New legislation will come into force this week aimed at allowing trustees, including those representing charities, to take advantage of a fuller range of investment opportunities and to have easier access to professional advice and expertise.

The Trustee Act (NI) 2001 will assist not only professional trustees but also those acting as trustees for charities and other similar bodies.

At present, some older trustee relationships may be at a disadvantaged, having not benefited from recent provisions. More modern trustees usually have powers and duties provided for in the Act, but when it becomes law restrictions and obstacles facing older trustees will be removed – offering a level playing field to all.

The core reform that the Act will give trustees a wider power of investment than they enjoy under the current law. The Act also creates new powers for trustees to appoint agents, nominees and custodians to act on their behalf in dealing with trust property. The Act also repeals earlier legislation, restricting trustees in the way in which they could invest trust property.
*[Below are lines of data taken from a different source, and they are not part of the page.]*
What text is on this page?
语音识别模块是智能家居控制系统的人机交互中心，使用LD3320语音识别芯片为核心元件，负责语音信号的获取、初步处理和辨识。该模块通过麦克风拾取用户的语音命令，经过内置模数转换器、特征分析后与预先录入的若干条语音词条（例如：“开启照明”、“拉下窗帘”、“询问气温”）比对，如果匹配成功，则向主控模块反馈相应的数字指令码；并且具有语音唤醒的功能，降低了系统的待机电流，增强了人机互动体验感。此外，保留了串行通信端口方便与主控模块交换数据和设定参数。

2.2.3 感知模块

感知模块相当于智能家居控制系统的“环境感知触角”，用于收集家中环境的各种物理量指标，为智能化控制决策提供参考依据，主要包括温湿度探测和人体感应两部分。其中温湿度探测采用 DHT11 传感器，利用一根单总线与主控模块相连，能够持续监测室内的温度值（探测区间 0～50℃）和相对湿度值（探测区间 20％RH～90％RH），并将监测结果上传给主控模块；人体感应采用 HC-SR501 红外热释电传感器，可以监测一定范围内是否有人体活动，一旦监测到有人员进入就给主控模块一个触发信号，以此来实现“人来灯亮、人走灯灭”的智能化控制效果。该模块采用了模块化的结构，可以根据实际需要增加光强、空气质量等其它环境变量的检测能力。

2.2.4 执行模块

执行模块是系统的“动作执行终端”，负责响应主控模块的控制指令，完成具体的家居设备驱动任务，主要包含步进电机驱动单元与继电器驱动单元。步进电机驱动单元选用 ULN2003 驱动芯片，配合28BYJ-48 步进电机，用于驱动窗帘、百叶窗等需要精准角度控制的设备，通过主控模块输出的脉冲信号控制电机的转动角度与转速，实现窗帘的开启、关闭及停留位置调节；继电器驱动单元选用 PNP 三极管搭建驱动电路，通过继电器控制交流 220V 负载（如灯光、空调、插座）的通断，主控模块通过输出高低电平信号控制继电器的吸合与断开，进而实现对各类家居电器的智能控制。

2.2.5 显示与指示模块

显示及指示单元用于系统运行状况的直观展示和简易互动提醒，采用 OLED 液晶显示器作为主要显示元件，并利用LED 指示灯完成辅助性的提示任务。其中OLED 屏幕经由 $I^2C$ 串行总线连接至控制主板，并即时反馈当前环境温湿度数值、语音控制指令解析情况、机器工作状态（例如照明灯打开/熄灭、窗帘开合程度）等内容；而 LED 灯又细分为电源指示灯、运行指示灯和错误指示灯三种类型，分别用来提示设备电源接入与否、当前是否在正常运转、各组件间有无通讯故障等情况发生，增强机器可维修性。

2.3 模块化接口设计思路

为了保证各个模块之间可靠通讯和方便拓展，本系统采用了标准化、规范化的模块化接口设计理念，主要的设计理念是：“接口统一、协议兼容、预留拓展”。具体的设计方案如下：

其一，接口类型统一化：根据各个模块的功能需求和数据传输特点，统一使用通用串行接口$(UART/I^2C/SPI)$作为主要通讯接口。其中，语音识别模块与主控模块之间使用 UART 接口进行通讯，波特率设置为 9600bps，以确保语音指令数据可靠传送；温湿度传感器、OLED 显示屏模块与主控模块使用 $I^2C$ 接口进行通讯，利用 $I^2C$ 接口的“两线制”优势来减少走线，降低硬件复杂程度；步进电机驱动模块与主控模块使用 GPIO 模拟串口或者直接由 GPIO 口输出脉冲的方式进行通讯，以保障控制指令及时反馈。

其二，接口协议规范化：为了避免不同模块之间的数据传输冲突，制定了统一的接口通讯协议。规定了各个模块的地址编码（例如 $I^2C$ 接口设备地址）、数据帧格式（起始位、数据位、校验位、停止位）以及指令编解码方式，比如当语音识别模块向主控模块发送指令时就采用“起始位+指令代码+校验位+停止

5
Additionally, there will be more extensive powers for trustees to buy land, insure trust property and to pay remuneration to trustees who are carrying out duties in a professional capacity. In certain circumstances, beneficiaries will be able to appoint or replace trustees.

The Act creates a statutory duty of reasonable care, which trustees will have to comply with when exercising a range of functions.

The legislation applies to trusts created in the future and existing trusts, but it will not apply against the wishes of the person who set up the trust. It may also apply to persons who are not technically trustees but have powers of investment based on trustee powers.